I consider myself a fiscal conservative. I believe that free market capitalism is proven to be far above any other economic model, if the goal is to provide the highest standard of living for the most people. However, I find myself unconvinced that FREE TRADE, as it has been pursued by Republicans and Democrats alike, is all to the benefit of the United States. When I entered the workforce in the early 1950’s, it was easily possible to earn a good enough living, working at manufacturing, and other heavy or light industry, commerce, and middle management, to buy a home, raise a family, drive a serviceable automobile, take small vacations, and, in general, live the American Dream. These jobs were plentiful, healthful, safe, and reasonably secure. That is no longer entirely true, and it is getting more so every year.
In pursuit of FREE TRADE, our government has made it advantageous for the providers of these jobs to export them to foreign countries where the standard of living, and therefore wages are far lower than at home. In addition to lower standards of living, benefits and wages, industries in these countries also have far fewer environmental, and regulatory constraints to deal with. We have stacked the deck against a large segment of the American work force.
I know the FREE TRADERS insist that, in the long run, more jobs are created here than are exported. That is possibly true, but what are the qualities and characteristics of these jobs? More importantly, how accessible are these jobs to the former manufacturing/industry/middle management workers? The FREE TRADERS counter that funds for subsistence and retraining are made available for displaced workers. That’s not good enough. It is the work ethic of these workers, in partnership with the industrial geniuses of our capitalistic system that created the standard of living, environmental enhancements, and prosperity of these United States. There is no justice in availability of subsistence or retraining of displaced workers for jobs beyond their desires, accustomed modes and abilities.

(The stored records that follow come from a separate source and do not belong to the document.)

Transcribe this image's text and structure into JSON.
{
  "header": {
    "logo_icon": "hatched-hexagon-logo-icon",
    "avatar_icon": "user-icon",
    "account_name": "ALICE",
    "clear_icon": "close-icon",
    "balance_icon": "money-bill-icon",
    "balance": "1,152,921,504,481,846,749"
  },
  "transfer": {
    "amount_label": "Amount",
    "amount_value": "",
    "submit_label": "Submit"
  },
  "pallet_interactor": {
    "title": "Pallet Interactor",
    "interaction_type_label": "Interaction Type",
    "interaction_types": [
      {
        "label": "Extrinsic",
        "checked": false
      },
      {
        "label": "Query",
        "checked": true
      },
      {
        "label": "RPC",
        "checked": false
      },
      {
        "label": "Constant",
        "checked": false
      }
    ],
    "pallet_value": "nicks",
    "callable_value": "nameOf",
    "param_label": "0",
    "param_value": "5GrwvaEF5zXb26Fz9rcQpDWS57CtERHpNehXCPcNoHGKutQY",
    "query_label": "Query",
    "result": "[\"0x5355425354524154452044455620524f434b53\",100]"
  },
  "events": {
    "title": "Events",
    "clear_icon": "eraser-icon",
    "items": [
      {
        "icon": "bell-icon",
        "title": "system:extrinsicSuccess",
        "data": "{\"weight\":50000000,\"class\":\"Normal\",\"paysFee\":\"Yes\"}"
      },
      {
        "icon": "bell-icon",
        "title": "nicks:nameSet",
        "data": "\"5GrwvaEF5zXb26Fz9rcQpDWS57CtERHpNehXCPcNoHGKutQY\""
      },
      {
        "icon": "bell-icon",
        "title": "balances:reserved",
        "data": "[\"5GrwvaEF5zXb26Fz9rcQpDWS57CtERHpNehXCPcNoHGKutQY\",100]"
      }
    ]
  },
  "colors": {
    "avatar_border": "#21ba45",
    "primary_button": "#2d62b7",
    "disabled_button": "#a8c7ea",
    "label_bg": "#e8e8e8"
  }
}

It seems tragic to me that more efforts were not made to level competition between countries. I understand that over-reaching unions were a part of the motivation for outsourcing jobs, but still, leveling (or nearly so) the playing field, industry by industry could have accomplished the purpose without exporting a majority of well paying industrial, commercial, and middle management jobs. In this era of spread sheets, and computer modeling it would have been possible to compensate for disparity of standard of living, regulatory, and environmental conditions between countries on an industry by industry basis and set tariff rates to assure a competitive and fair economic exchange.
To those who say the United States owes assistance to undeveloped countries, I say fine; but the best way to help them is to teach them the power of competitiveness in a capitalistic society.